When the Bitcoin mining cost ($81,000) is higher than the market price (suppose $70,000), the operation is not profitable in terms of immediate cash flow. However, the decision to keep mining is more complex than a simple “yes” or “no.” Whether it is “profitable” depends on your timeline and business structure.
Why it is NOT Profitable (Short-Term)
In 2026, if you mine a Bitcoin for $81,000 and sell it immediately for $70,000, you have a net loss of $11,000.
- Negative Cash Flow: You are spending more on electricity, cooling, and hardware maintenance than you are bringing in.
- Operational Stress: Small miners with high electricity costs usually go bust or shut down their machines during this phase because they cannot afford the monthly bills.
Why it CAN BE Profitable (Long-Term Strategy)
Professional miners and “Centaurs” often stay online despite the $11,000 loss for several strategic reasons:
- Tax Harvesting: In many countries, business losses can be used to offset taxes on other income. A $11,000 loss per coin can reduce the overall tax burden for a large corporation.
- Speculative HODLing: Miners often don’t sell their rewards immediately. They mine at an $81,000 cost today because they believe Bitcoin will be worth $150,000 in a few years. In their view, they aren’t “losing” $11,000; they are “buying” Bitcoin at a price they expect will double.
- Sunk Costs: If a miner has already paid for 12 months of electricity in advance (a common “take-or-pay” contract), the cost is already gone. At that point, mining anything is better than mining nothing.
- Difficulty Drop: When the price stays below the cost, weak miners quit. This makes it easier (and cheaper) for the remaining miners to earn rewards. Staying online is a way to “outlast” the competition and gain more market share.
|
Perspective |
Profitability Status |
Logic |
|
Retail Miner |
Not Profitable |
High bills and immediate need for cash make the $11k loss fatal. |
|
Institutional Miner |
Strategically Profitable |
High bills and immediate need for cash make the $11k loss fatal. |
|
AI-Pivot Miner |
Profitable |
Switches power to AI tasks when BTC mining is in the red. |
The Relation: Bitcoin Mining Cost, its Price, and Hashrate
These three factors are locked in a constant “Feedback Loop.”
- Profitability Squeeze (The Current State)
When the Mining Cost > BTC Price, profit margins vanish. Miners start losing $11,000 for every coin they produce. At this stage, the Hashrate usually begins to stall or drop as the least efficient miners (those with high electricity bills) turn off their machines to save money.
- The Difficulty Adjustment (The Auto-Correction)
Bitcoin has a built-in “thermostat” called Difficulty Adjustment that triggers every two weeks:
- Lower Hashrate = Easier Mining: If miners shut down and the bitcoin hashrate drops, the network realizes there is less competition.
- Cost Reduction: It then makes the mathematical puzzles easier to solve. This automatically lowers the “Mining Cost,” bringing it back down toward the market price of $70,000.

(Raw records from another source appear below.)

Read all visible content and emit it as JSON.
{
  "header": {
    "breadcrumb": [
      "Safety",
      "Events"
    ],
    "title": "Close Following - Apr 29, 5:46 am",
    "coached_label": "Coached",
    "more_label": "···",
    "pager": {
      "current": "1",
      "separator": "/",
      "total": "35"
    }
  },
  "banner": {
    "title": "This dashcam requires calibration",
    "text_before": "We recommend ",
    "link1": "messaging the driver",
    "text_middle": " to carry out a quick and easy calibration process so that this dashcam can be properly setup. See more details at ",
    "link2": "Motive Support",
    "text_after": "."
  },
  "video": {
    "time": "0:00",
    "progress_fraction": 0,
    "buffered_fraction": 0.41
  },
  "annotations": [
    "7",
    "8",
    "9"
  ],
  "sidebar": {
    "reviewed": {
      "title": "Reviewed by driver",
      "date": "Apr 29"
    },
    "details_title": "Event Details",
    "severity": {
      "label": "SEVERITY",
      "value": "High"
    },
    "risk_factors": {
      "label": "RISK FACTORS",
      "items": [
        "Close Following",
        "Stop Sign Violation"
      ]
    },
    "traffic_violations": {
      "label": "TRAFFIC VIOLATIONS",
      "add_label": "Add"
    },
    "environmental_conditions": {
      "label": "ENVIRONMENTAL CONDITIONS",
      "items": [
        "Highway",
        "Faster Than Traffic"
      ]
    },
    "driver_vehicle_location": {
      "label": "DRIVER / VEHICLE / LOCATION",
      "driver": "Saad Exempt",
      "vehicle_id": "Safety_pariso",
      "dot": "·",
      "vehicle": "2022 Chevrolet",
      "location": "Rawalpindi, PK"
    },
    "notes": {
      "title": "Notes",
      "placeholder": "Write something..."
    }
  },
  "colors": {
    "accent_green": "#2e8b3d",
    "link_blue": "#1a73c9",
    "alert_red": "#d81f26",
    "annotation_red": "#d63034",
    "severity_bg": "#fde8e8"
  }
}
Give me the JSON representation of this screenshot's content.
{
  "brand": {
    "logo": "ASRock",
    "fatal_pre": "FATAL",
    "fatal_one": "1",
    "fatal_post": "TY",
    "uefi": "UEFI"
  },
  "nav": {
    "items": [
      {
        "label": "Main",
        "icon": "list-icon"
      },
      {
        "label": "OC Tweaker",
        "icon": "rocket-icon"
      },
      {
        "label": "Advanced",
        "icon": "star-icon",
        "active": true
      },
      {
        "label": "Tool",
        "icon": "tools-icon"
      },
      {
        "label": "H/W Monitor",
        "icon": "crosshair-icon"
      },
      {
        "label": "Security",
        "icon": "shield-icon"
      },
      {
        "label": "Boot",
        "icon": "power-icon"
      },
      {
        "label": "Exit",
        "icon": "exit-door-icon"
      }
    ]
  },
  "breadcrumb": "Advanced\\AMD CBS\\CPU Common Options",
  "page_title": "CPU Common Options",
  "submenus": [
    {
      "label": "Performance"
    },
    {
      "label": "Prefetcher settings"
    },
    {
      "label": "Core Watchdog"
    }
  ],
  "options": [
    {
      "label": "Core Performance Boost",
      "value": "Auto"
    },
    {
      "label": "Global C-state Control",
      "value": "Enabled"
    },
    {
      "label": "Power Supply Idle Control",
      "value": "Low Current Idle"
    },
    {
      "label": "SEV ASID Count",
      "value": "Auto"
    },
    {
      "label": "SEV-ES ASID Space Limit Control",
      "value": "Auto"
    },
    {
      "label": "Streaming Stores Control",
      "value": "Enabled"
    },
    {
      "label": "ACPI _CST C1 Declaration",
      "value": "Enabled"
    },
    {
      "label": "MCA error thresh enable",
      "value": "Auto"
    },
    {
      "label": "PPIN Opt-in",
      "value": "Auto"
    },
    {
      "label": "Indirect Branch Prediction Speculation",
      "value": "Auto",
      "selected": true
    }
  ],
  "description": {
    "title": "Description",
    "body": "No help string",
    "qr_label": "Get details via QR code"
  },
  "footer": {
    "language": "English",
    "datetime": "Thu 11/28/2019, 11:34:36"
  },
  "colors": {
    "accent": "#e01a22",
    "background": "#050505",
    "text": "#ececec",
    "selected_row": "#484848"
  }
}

- Hashrate as a “Buy Signal”
Traders on platforms often watch for a “Hash Ribbon Recovery.”
- When the hashrate starts to rise again after a period of being flat or falling, it means the “weak” miners have been washed out and the “strong” miners are expanding.
- The Result: Historically, a recovering hashrate is one of the most reliable signals that a major Bitcoin price rally is about to begin.

Why is this “The Big Question” in February 2026?
This question is perfectly timed in Feb 2026, the market is currently seeing a massive gap between the market price and the cost of production.
- Data from early February shows the network hashrate has fallen to its lowest level since September 2025. This means “weaker” miners—those paying more than $0.07/kWh for power—have actually stopped mining.
- Because many miners shut down, the Bitcoin network recently had its largest difficulty drop since 2021 (an 11% decrease). This makes it easier—and therefore cheaper—for the “strong” miners who stayed online to earn Bitcoin.
- Many mining companies (like TeraWulf and IREN) are no longer just “Bitcoin miners.” They have become Centaurs of infrastructure. If mining BTC at $70k is unprofitable, they simply flip a switch and sell their electricity and computing power to AI companies instead.
- JPMorgan analysts recently noted that the production cost (now around $77,000) acts as a “soft floor.” Historically, whenever the price stays below this cost for a few weeks, it marks the ultimate market bottom before a massive rally.
Disclaimer: Crypto products & NFTs are unregulated and can be highly risky. There may be no regulatory recourse for any loss from such transactions.
What is Bitcoin mining?
Bitcoin mining is the process of using powerful computers to solve complex puzzles that secure the network and verify transactions in exchange for newly created Bitcoin.
What is Hashrate?
Bitcoin hashrate is the total combined “guessing power” of all the computers in the world currently working to secure the Bitcoin network.